Word of mouth is laudable and desirable, but it isn't marketing.

The Word Of Mouth Fallacy

Word of mouth validates that you're keeping a promise worth making (and worth paying for). But, with a few exceptions, it's also a very slow way to grow. If you want to grow faster, then you need to market better and word of mouth isn't marketing. It's the natural (and unpredictable) consequence of delighting your customers.

Many SMEs don't market well, assuming they market at all. Most only do so when it's convenient (i.e. never) or absolutely essential (i.e. too late). Consequently, they get caught in feast or famine cycles: either desperately generating more demand, or struggling to keep up with the demand that they've generated. Few achieve an equilibrium between these extremes.

Most companies have administrative, operational, financial and employment systems. But very few have marketing systems, so very few market systematically. And without systematic marketing, it's very difficult to build a continuous pipeline of sales and escape the feast or famine cycle.

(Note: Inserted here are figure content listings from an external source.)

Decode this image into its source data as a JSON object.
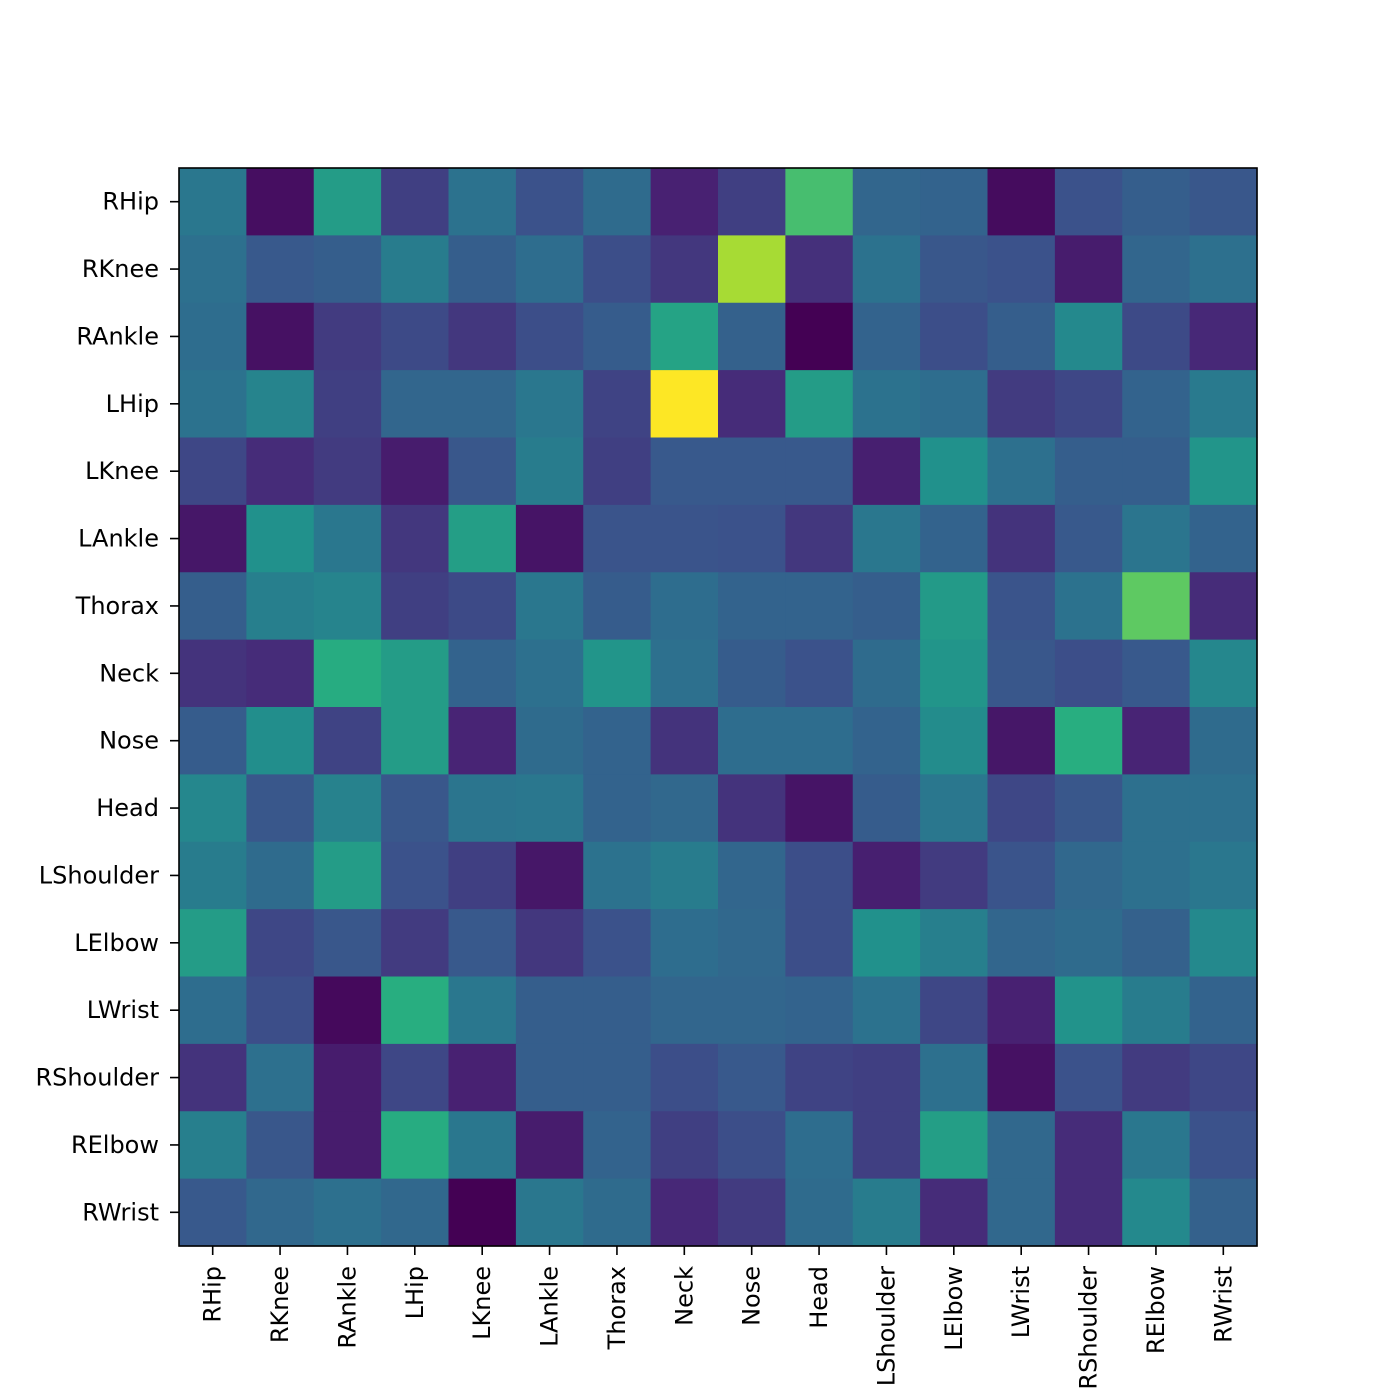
{
  "chart_data": {
    "type": "heatmap",
    "title": "",
    "xlabel": "",
    "ylabel": "",
    "colormap": "viridis",
    "value_range": [
      0,
      1
    ],
    "colorbar": false,
    "grid": false,
    "rows": [
      "RHip",
      "RKnee",
      "RAnkle",
      "LHip",
      "LKnee",
      "LAnkle",
      "Thorax",
      "Neck",
      "Nose",
      "Head",
      "LShoulder",
      "LElbow",
      "LWrist",
      "RShoulder",
      "RElbow",
      "RWrist"
    ],
    "columns": [
      "RHip",
      "RKnee",
      "RAnkle",
      "LHip",
      "LKnee",
      "LAnkle",
      "Thorax",
      "Neck",
      "Nose",
      "Head",
      "LShoulder",
      "LElbow",
      "LWrist",
      "RShoulder",
      "RElbow",
      "RWrist"
    ],
    "values": [
      [
        0.4,
        0.05,
        0.55,
        0.2,
        0.38,
        0.25,
        0.35,
        0.12,
        0.2,
        0.7,
        0.33,
        0.32,
        0.04,
        0.25,
        0.3,
        0.27
      ],
      [
        0.37,
        0.28,
        0.3,
        0.42,
        0.3,
        0.36,
        0.24,
        0.18,
        0.87,
        0.16,
        0.38,
        0.27,
        0.25,
        0.1,
        0.33,
        0.37
      ],
      [
        0.36,
        0.06,
        0.19,
        0.23,
        0.18,
        0.24,
        0.29,
        0.58,
        0.31,
        0.0,
        0.32,
        0.24,
        0.3,
        0.47,
        0.23,
        0.14
      ],
      [
        0.38,
        0.45,
        0.2,
        0.33,
        0.33,
        0.4,
        0.21,
        1.0,
        0.15,
        0.55,
        0.38,
        0.36,
        0.19,
        0.22,
        0.32,
        0.41
      ],
      [
        0.22,
        0.15,
        0.19,
        0.1,
        0.27,
        0.42,
        0.2,
        0.28,
        0.28,
        0.28,
        0.11,
        0.5,
        0.37,
        0.3,
        0.3,
        0.52
      ],
      [
        0.08,
        0.5,
        0.4,
        0.18,
        0.56,
        0.07,
        0.26,
        0.26,
        0.25,
        0.18,
        0.4,
        0.32,
        0.17,
        0.28,
        0.39,
        0.32
      ],
      [
        0.3,
        0.43,
        0.45,
        0.2,
        0.23,
        0.4,
        0.29,
        0.36,
        0.32,
        0.32,
        0.3,
        0.54,
        0.26,
        0.38,
        0.75,
        0.15
      ],
      [
        0.17,
        0.15,
        0.62,
        0.55,
        0.32,
        0.37,
        0.52,
        0.37,
        0.29,
        0.25,
        0.35,
        0.52,
        0.27,
        0.24,
        0.28,
        0.46
      ],
      [
        0.29,
        0.49,
        0.21,
        0.55,
        0.13,
        0.35,
        0.32,
        0.17,
        0.36,
        0.36,
        0.32,
        0.48,
        0.08,
        0.63,
        0.13,
        0.35
      ],
      [
        0.46,
        0.27,
        0.44,
        0.27,
        0.39,
        0.4,
        0.32,
        0.34,
        0.17,
        0.07,
        0.29,
        0.4,
        0.22,
        0.27,
        0.37,
        0.37
      ],
      [
        0.42,
        0.35,
        0.55,
        0.25,
        0.2,
        0.08,
        0.38,
        0.42,
        0.33,
        0.24,
        0.11,
        0.19,
        0.26,
        0.34,
        0.37,
        0.4
      ],
      [
        0.55,
        0.22,
        0.27,
        0.19,
        0.28,
        0.18,
        0.25,
        0.36,
        0.34,
        0.24,
        0.5,
        0.43,
        0.33,
        0.35,
        0.31,
        0.47
      ],
      [
        0.36,
        0.24,
        0.03,
        0.63,
        0.4,
        0.3,
        0.3,
        0.33,
        0.33,
        0.32,
        0.38,
        0.22,
        0.12,
        0.51,
        0.42,
        0.32
      ],
      [
        0.17,
        0.37,
        0.1,
        0.22,
        0.12,
        0.3,
        0.3,
        0.24,
        0.28,
        0.21,
        0.2,
        0.37,
        0.06,
        0.25,
        0.19,
        0.22
      ],
      [
        0.43,
        0.27,
        0.1,
        0.62,
        0.4,
        0.1,
        0.32,
        0.2,
        0.24,
        0.36,
        0.2,
        0.56,
        0.34,
        0.15,
        0.4,
        0.25
      ],
      [
        0.28,
        0.34,
        0.37,
        0.34,
        0.0,
        0.4,
        0.35,
        0.14,
        0.19,
        0.35,
        0.42,
        0.15,
        0.34,
        0.15,
        0.47,
        0.31
      ]
    ]
  }
}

Marketing is the only business activity that directly drives growth. Everything else - operations, finance, admin, employment - is essential for sustaining growth, but is not a direct driver. If you aren't marketing every day, then you're squandering growth opportunities every day.

Most SMEs can't afford lavish promotional campaigns or world class creative talent. But however modest your marketing may be, doing it systematically will be much more effective than doing it sporadically.